I am not morally responsible for actions I don't commit, or actions that others commit that I had no way of stopping.

This belief appears to go against a current cultural zeitgeist of regressing to tribalism and collective/ancestral guilt. The labelling is different, but the implications are the same.

So are you responsible for things you could have known, but deliberately chose not to look into (or not believe)?

The fact that we had no knowledge was intentional and does not diminish the impact of the operations.

Let's compare Hong Kong and Guatemala, right now, and pick one to live in.

And Iraq invasion of 2001, that replaced a stable (albeit dictatorial) regime by a civil war, and enabled ISIS to become a state.

Even ignoring the warlords, it's in constant revolt due to corruption now.

You say:

> There is no 'right' and 'wrong' side of history.

But then you conclude:

> There was a lot of cruelty, bloodshed and lies. [...] The US could certainly have been much worse.

So you do accept there's a gradient of right and wrong.

> The US could certainly have been much worse.

But also a lot better!

> But there has not yet been anyone in history who avoided that while being large.

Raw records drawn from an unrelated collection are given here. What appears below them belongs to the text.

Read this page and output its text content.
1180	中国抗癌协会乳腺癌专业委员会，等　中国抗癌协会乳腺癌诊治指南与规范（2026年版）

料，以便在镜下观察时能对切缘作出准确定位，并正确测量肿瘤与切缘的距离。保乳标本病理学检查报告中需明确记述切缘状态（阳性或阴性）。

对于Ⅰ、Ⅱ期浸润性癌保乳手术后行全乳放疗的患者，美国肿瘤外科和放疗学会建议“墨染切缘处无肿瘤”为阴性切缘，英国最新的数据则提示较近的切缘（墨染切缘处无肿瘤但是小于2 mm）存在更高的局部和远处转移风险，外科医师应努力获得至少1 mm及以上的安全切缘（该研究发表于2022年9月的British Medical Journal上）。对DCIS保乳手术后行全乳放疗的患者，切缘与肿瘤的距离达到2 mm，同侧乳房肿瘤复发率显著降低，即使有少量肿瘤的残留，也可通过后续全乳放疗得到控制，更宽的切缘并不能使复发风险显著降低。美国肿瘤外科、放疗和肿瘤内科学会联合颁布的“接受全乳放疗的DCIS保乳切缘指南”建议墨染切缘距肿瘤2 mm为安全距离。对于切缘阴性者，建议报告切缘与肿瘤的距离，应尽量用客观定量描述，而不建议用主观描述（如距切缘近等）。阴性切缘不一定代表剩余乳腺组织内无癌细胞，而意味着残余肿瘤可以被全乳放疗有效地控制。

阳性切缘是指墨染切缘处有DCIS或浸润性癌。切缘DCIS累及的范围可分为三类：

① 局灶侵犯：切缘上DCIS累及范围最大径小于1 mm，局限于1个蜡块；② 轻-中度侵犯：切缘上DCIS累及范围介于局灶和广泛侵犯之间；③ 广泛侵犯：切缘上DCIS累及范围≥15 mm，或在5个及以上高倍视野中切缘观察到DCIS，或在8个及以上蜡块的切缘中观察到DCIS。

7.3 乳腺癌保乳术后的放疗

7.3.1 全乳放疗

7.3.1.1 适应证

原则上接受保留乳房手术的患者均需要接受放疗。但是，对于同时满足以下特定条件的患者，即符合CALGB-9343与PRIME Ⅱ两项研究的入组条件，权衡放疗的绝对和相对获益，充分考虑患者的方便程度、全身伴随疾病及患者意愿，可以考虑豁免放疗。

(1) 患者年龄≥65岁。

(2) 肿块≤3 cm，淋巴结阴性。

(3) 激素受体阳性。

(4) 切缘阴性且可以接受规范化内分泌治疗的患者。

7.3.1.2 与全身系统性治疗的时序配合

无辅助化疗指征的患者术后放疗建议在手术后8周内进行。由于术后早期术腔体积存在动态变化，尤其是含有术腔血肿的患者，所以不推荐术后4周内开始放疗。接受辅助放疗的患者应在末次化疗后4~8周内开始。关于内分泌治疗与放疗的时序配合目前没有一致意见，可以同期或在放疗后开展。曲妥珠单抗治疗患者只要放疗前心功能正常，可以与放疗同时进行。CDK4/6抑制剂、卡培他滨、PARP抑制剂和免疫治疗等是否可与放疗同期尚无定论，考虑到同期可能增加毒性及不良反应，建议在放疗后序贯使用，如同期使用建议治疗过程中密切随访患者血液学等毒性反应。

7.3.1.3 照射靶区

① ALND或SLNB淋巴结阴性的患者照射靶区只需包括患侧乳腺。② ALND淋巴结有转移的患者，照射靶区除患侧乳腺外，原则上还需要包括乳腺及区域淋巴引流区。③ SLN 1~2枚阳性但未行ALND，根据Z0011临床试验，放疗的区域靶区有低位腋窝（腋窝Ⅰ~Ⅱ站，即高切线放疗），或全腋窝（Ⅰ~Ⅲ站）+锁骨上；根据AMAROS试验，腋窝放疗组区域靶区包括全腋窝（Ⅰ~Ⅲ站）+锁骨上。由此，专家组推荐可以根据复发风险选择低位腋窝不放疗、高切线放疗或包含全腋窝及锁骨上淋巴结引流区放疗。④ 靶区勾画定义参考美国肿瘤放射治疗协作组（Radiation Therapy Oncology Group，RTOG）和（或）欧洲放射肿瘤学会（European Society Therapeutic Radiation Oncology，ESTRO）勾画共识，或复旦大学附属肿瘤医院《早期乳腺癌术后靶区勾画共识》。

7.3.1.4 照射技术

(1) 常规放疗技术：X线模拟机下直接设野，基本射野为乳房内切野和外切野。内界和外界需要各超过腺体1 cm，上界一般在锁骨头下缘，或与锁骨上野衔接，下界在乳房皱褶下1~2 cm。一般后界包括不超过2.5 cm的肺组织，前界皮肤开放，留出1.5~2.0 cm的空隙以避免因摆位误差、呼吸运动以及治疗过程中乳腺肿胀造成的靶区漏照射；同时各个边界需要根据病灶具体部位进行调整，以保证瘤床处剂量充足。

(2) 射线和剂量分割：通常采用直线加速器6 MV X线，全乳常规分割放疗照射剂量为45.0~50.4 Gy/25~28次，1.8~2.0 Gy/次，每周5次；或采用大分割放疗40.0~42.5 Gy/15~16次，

What we've seen is next level. This is due to the increase in mobility and world trade, sure. But it has been abused heavily, and seemingly to every extend possible. I dont know how it could have been worse without being a straight up dictatorship. (having only two parties come very close to being a dictatorship if you ask me; only one party better than the China the US like to bash so much lately).

> They've pushed science and the arts forward, promoted freedom as a cultural aspiration rather than rule by a monarch and generally acted as a credible supporting force for the greatest improvement of living standards the world has ever seen in Asia.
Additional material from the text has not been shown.